US lawmakers aim to integrate defense systems of Israel, 9 Arab states against Iran

Bipartisan bills in House and Senate would see Israel work with countries including Iraq, Saudi Arabia, Oman, Kuwait and Qatar -- though it's unclear that they're on board

Iranian Revolutionary Guard commander Maj. Gen. Hossein Salami (R) walks past a Khordad-3 air defense system during a visit of an exhibition at the Islamic Revolution and Holy Defense museum in the capital Tehran on September 21, 2019. (Atta Kenare/AFP)

Bipartisan groups of US lawmakers in both the House and the Senate introduced legislation on Thursday aimed at creating an integrated air defense system to boost cooperation between Israel and neighboring Arab states against Iran.

The Deterring Enemy Forces and Enabling National Defenses (DEFEND) Act is the latest effort in the US to bolster the Abraham Accords normalization agreements that the Trump administration brokered between Israel, the United Arab Emirates, Bahrain and Morocco in 2020.

The legislation would authorize the US Defense Department to cooperate with Israel, Egypt, Jordan, Iraq and the entire Gulf Cooperation Council — Saudi Arabia, the UAE, Bahrain, Qatar, Oman and Kuwait —
to develop and implement an integrated air and missile defense architecture to defend against Iranian threats.

Save for Egypt, Jordan and — more recently — the UAE and Bahrain, Israel does not have formal ties with the remainder of the countries listed in the US legislation. With some of them, it maintains discreet relations that have grown in recent years in order to cooperate against Iran, but Iraq’s parliament last month passed legislation that criminalizes normalizing ties with the Jewish state.

It was not clear whether any of the countries listed are on board with such an effort or whether they even were consulted by the lawmakers before the legislation was unveiled.

The idea of a joint air defense system between Israel and its Arab neighbors is not new though, and it was raised during the Negev Summit of foreign ministers from Israel, the US, the UAE, Bahrain, Morocco and Egypt last March. It was also reportedly discussed in talks between the US and Saudi Arabia that Washington hopes will culminate in Riyadh taking steps toward normalizing ties with Israel.

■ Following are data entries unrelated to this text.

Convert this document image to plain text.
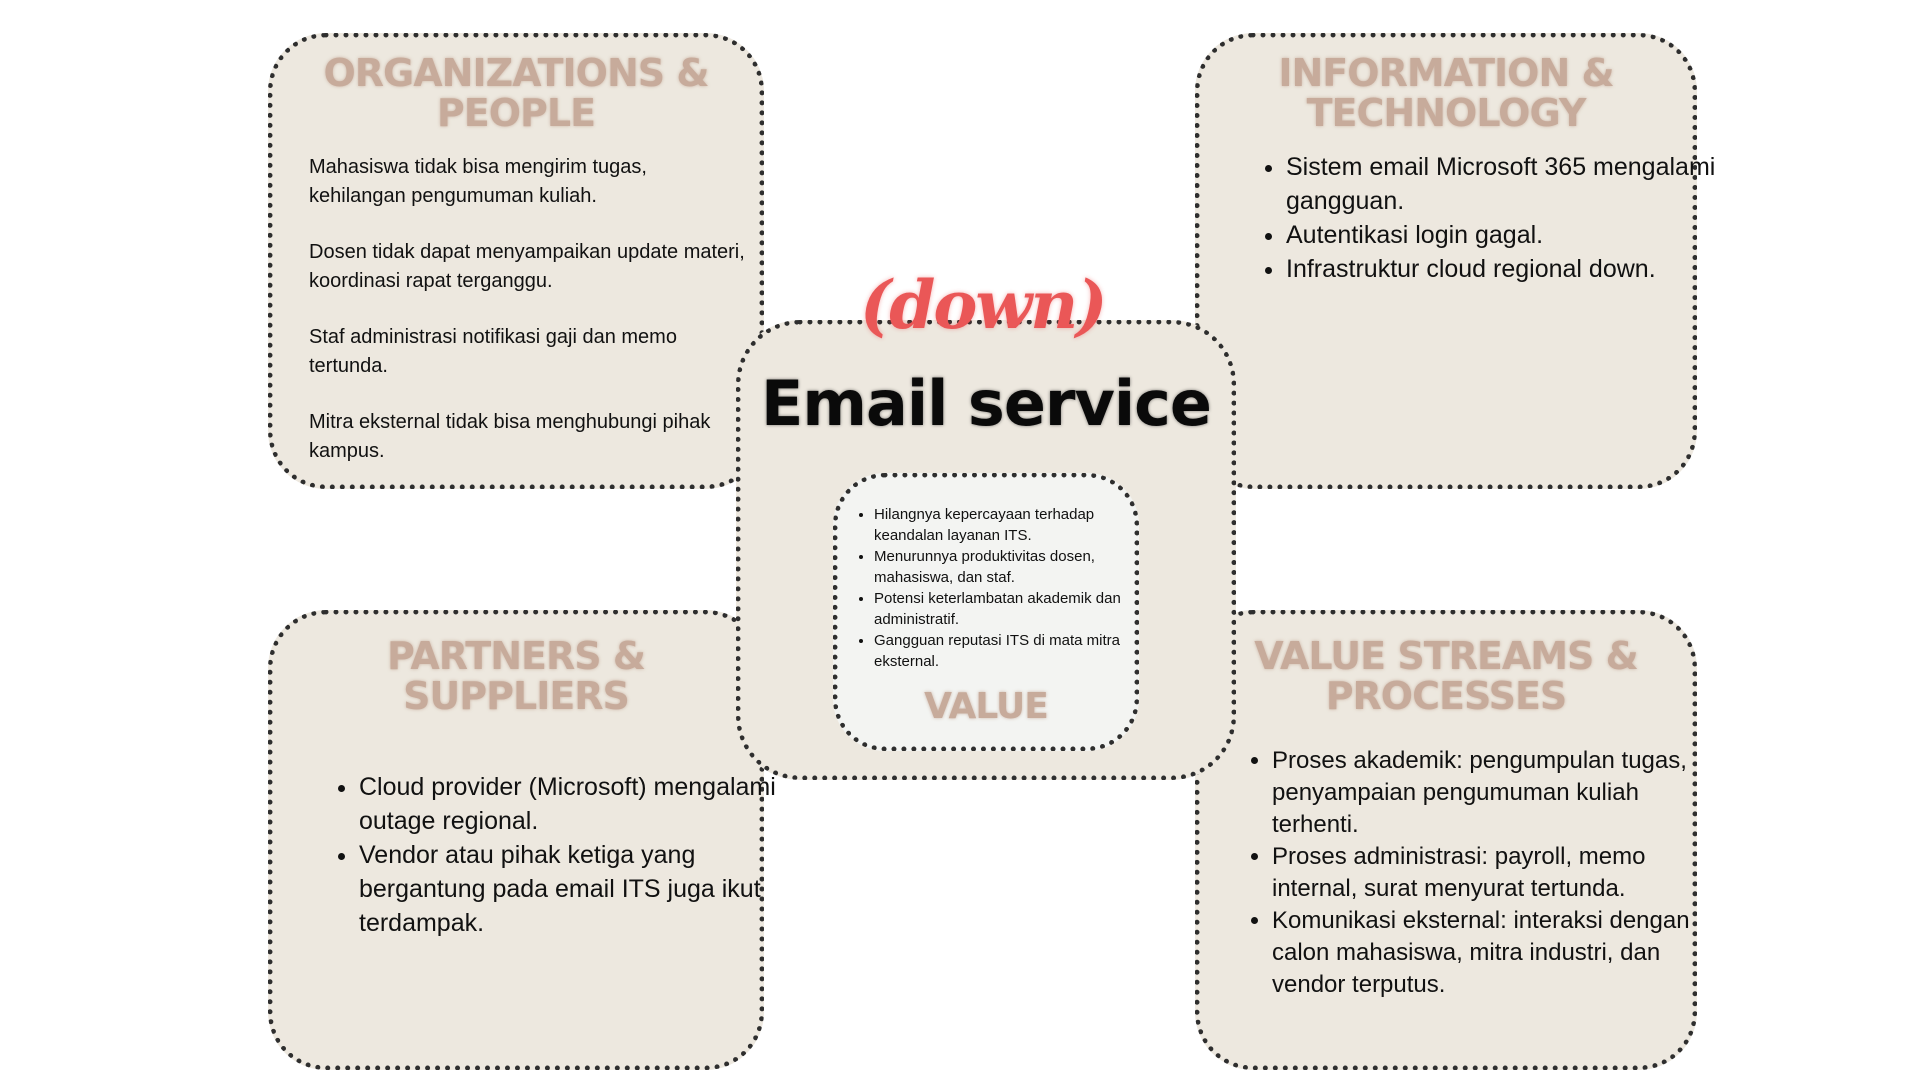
ORGANIZATIONS &
PEOPLE

Mahasiswa tidak bisa mengirim tugas, kehilangan pengumuman kuliah.

Dosen tidak dapat menyampaikan update materi, koordinasi rapat terganggu.

Staf administrasi notifikasi gaji dan memo tertunda.

Mitra eksternal tidak bisa menghubungi pihak kampus.

INFORMATION &
TECHNOLOGY
• Sistem email Microsoft 365 mengalami gangguan.
• Autentikasi login gagal.
• Infrastruktur cloud regional down.
PARTNERS &
SUPPLIERS
• Cloud provider (Microsoft) mengalami outage regional.
• Vendor atau pihak ketiga yang bergantung pada email ITS juga ikut terdampak.
VALUE STREAMS &
PROCESSES
• Proses akademik: pengumpulan tugas, penyampaian pengumuman kuliah terhenti.
• Proses administrasi: payroll, memo internal, surat menyurat tertunda.
• Komunikasi eksternal: interaksi dengan calon mahasiswa, mitra industri, dan vendor terputus.
Email service
• Hilangnya kepercayaan terhadap keandalan layanan ITS.
• Menurunnya produktivitas dosen, mahasiswa, dan staf.
• Potensi keterlambatan akademik dan administratif.
• Gangguan reputasi ITS di mata mitra eksternal.
VALUE
(down)
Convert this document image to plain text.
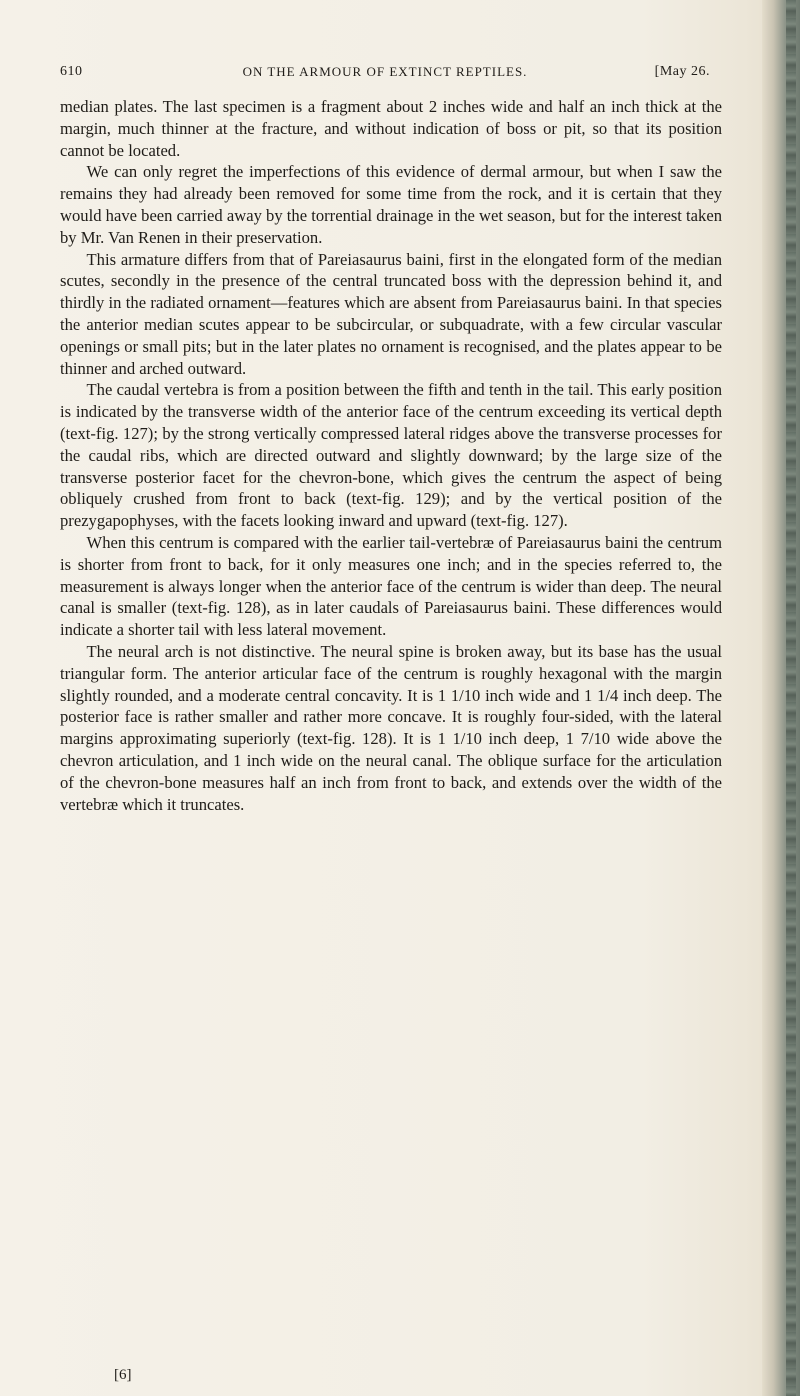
610	ON THE ARMOUR OF EXTINCT REPTILES.	[May 26.

median plates. The last specimen is a fragment about 2 inches wide and half an inch thick at the margin, much thinner at the fracture, and without indication of boss or pit, so that its position cannot be located.

We can only regret the imperfections of this evidence of dermal armour, but when I saw the remains they had already been removed for some time from the rock, and it is certain that they would have been carried away by the torrential drainage in the wet season, but for the interest taken by Mr. Van Renen in their preservation.

This armature differs from that of Pareiasaurus baini, first in the elongated form of the median scutes, secondly in the presence of the central truncated boss with the depression behind it, and thirdly in the radiated ornament—features which are absent from Pareiasaurus baini. In that species the anterior median scutes appear to be subcircular, or subquadrate, with a few circular vascular openings or small pits; but in the later plates no ornament is recognised, and the plates appear to be thinner and arched outward.

The caudal vertebra is from a position between the fifth and tenth in the tail. This early position is indicated by the transverse width of the anterior face of the centrum exceeding its vertical depth (text-fig. 127); by the strong vertically compressed lateral ridges above the transverse processes for the caudal ribs, which are directed outward and slightly downward; by the large size of the transverse posterior facet for the chevron-bone, which gives the centrum the aspect of being obliquely crushed from front to back (text-fig. 129); and by the vertical position of the prezygapophyses, with the facets looking inward and upward (text-fig. 127).

When this centrum is compared with the earlier tail-vertebræ of Pareiasaurus baini the centrum is shorter from front to back, for it only measures one inch; and in the species referred to, the measurement is always longer when the anterior face of the centrum is wider than deep. The neural canal is smaller (text-fig. 128), as in later caudals of Pareiasaurus baini. These differences would indicate a shorter tail with less lateral movement.

The neural arch is not distinctive. The neural spine is broken away, but its base has the usual triangular form. The anterior articular face of the centrum is roughly hexagonal with the margin slightly rounded, and a moderate central concavity. It is 1 1/10 inch wide and 1 1/4 inch deep. The posterior face is rather smaller and rather more concave. It is roughly four-sided, with the lateral margins approximating superiorly (text-fig. 128). It is 1 1/10 inch deep, 1 7/10 wide above the chevron articulation, and 1 inch wide on the neural canal. The oblique surface for the articulation of the chevron-bone measures half an inch from front to back, and extends over the width of the vertebræ which it truncates.

[6]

The legislation will also require the Defense Department to issue a report to Congress on the feasibility of establishing such an air defense system to counter Iran’s ballistic missile, drone and rocket programs within 180 days of its passing.

The bill is being introduced in the Senate by Democrats Jacky Rosen and Cory Booker and Republicans Joni Ernst and James Lankford. In the House, it’s being brought by Democrats Brad Schneider, David Trone and Jimmy Panetta and Republicans McMorris Rodgers, Ann Wagner and Don Bacon. All of the cosponsors are members of the Abraham Accords Congressional Caucus that was established earlier this year.

“Iran is on the one-yard line in their pursuit of a nuclear weapon and is threatening our allies in the region in numerous other ways. Strengthening our allies by building unity and enhancing shared security capabilities is critical to confronting Iranian threats to the region,” Schneider said in a statement.

“US leadership, in developing integrated air and missile defense, would provide essential security, stability, and a unified defense to the region. The DEFEND Act is a prime example of the important, bipartisan, bicameral work that Congress must prioritize in our pursuit of regional peace and stability,” he added.